A Writer’s Form of Stage Fright

As of this writing, the production on my novel, The Last Supper, is well under way. Its release will herald the culmination of a long-held dream of mine, to be a published novelist. But some of you might be saying, “You’re already published, Allison! Why, I see you have a couple novels and a whole bunch of short stories already up on Amazon. This should be a total cakewalk!”
Sure, I’ve self-published, and I’m sure there will be scads of folks in the indie world ready to leap at me with all sorts of criticisms for daring to differentiate between self and traditional publishing when it comes to getting one’s work out in the world these days, but I don’t care what you say. It’s different. Way different. 
In self-publishing, you are wholly responsible for a book’s success or failure. You don’t have a company investing a bunch of money in the success of your book. In self-publishing, readers already have a lowered expectation of you and your material, so the bar is therefore set a tad lower. The audience is also comprised of a small segment of the reading population, and they have a more accepting mindset and understand that what they’re reading will be a little less than perfect. In a way, they’re kind of like the faithful groupies of those unpolished but otherwise talented rock bands who grace the local watering hole on the weekends and practice in their garages or basements after work. I love these kinds of people and I’m thankful for them every day.
Also, in self-publishing, if you don’t like the way your book is doing, or if you find it has typos or a plot hole or some other bad thing the readers picked up on and mentioned in reviews, it’s as simple as taking it down, fixing it, and then re-publishing it. You can’t do that so easily when there are a few thousand copies of your book (or a few hundred thousand, depending on your particular book deal) already printed and being distributed to the public. And any changes you want to make to the e-book have to go through a bit more of a process.
As for the audience, the expectations are nothing short of perfection. The editing must be spot-on. And your your story had better not suck. 
But those are all mostly external pressures. The internal stuff is far worse. Because inside your head, there lives an angel and a demon. The demon feeds off the blood of the good angel who was there when you first finished your book, who coaxed you through all the rough times when you didn’t think you’d be able to finish, who told you how good an author you were, how great your book was, and how when this gets published, everything is going to be amazing.
Turns out the angel is also a bit of a wimp. It can’t handle the altitude of heightened expectations or the borderline mania that comes with a lack of total control over the process that self-publishing gives you. The angel doesn’t like interacting with others, and it certainly doesn’t like hearing the hard truth. The demon has no real love for your book or you or your peace of mind, either. He just wants to wreak havoc. He wants you to tell you your book is trash and that you’re destined for failure and humiliation. He wants you to think anything that angel told you was a lie. 
Well, to both the angel and the demon I say: Screw You.
Neither of them are doing you any favors. The angel does nothing to prepare you for the realities of publication, and the demon is just a flat out sadist. 
Yes, I’m terrified people will hate my book when it comes out. Or worse, that it won’t sell and that my career will be dead in the water. I’m afraid that the investment my publisher has made in me won’t pay off and that good people will suffer the consequences of having faith in me. I’m angry that I couldn’t muster the same love for The Last Supper on this most recent reading that I had when I wrote it and when I edited it and edited it again before even submitting it, and that now, of all times, my eyes are refusing to see that it was the SAME book I loved before, and that the only thing that has changed is me. That I’ve started the inevitable detachment process that I think we all do in order to protect ourselves when the world takes our work into its hands and has its way with it.

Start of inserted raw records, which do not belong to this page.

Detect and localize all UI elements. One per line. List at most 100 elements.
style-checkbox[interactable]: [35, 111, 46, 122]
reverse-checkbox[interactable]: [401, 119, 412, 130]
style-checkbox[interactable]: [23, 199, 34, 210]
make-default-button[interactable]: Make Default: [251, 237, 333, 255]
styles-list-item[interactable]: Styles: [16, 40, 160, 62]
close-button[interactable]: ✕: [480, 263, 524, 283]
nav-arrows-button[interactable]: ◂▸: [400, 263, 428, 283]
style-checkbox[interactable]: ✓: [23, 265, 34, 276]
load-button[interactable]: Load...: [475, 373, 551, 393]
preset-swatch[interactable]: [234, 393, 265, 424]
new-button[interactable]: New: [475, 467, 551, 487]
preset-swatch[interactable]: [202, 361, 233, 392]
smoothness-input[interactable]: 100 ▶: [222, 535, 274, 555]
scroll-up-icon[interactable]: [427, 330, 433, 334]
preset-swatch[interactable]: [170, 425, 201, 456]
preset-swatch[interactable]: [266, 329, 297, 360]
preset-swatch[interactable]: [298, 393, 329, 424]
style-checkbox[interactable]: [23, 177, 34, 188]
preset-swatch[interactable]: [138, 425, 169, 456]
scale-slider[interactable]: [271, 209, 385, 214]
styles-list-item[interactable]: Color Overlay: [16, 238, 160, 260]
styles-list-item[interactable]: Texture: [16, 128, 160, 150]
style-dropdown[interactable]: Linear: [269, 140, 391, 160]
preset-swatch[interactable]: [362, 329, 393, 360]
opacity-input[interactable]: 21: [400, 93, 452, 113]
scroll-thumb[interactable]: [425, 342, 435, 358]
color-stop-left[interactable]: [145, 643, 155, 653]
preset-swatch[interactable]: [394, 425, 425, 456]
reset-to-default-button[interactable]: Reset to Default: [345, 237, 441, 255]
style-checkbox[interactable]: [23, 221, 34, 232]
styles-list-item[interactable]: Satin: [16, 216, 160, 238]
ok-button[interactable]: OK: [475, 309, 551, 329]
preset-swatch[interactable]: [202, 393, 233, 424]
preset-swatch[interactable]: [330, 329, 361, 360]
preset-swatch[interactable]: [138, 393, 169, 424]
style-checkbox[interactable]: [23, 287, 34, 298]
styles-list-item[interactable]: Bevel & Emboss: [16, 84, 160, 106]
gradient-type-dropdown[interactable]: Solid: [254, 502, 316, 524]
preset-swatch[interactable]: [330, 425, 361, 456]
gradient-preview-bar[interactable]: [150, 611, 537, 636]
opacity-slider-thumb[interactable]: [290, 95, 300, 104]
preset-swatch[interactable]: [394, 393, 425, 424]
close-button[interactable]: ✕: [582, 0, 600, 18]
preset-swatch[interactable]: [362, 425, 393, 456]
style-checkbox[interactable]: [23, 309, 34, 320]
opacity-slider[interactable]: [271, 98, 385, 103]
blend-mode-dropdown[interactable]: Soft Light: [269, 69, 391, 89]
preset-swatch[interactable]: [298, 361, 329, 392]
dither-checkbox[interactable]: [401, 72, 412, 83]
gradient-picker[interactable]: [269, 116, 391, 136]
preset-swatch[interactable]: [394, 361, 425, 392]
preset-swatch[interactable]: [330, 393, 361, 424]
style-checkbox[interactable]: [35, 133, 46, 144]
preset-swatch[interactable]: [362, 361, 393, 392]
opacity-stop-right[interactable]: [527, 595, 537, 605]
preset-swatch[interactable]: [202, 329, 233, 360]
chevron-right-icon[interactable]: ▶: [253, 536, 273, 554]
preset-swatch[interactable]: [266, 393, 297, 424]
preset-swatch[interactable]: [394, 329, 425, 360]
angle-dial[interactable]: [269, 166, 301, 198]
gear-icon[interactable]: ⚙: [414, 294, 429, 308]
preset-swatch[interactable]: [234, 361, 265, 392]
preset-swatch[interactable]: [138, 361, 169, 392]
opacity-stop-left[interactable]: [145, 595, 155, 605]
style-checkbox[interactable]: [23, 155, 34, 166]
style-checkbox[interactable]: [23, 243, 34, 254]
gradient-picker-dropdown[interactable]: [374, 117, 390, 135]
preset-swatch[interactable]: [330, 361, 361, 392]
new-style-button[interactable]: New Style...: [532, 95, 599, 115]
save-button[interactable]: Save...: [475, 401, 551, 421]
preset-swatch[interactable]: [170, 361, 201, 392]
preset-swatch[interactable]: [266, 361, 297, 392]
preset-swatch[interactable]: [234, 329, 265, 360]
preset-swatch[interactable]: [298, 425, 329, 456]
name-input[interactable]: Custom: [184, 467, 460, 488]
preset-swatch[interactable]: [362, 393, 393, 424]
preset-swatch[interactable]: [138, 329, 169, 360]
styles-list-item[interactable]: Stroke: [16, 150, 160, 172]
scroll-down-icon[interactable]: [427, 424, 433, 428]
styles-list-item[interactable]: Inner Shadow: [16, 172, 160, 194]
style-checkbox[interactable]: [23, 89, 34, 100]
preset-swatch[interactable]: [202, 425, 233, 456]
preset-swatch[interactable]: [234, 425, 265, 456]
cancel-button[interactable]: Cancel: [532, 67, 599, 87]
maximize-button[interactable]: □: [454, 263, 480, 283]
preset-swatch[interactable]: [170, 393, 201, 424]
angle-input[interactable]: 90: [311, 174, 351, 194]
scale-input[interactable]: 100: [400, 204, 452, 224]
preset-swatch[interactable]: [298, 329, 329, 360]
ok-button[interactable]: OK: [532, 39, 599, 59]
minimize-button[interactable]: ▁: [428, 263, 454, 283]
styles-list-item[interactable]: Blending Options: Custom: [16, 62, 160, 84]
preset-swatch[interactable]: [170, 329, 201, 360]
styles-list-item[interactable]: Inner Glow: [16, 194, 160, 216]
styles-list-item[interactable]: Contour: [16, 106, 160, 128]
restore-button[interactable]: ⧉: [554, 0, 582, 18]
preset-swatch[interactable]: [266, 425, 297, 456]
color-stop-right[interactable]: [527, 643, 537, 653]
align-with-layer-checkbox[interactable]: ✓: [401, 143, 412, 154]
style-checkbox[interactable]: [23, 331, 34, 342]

The production process for this book is like standing behind the curtain before your play’s opening night and feeling absolutely certain you’re going to tank, that you’re going to forget all your lines and trip and fall and they’re all gonna laugh at you. But that never really happens, does it? In most cases, your body and your brain go into a sort of autopilot, and you soldier through it and prevail, despite all the nerves and absolute certainty of failure. And then, when it’s all over, you wondered why in the hell you were so nervous to begin with.

That happens, because the demon, for all its destructive nature, can’t handle the spotlight. It lives in the darkness. It couldn’t invade the part of you that lives down deep and knows the score. It knows the lines, knows the marks, knows you’re a good writer. Or at least good enough to get where you are, because that’s all you need to be.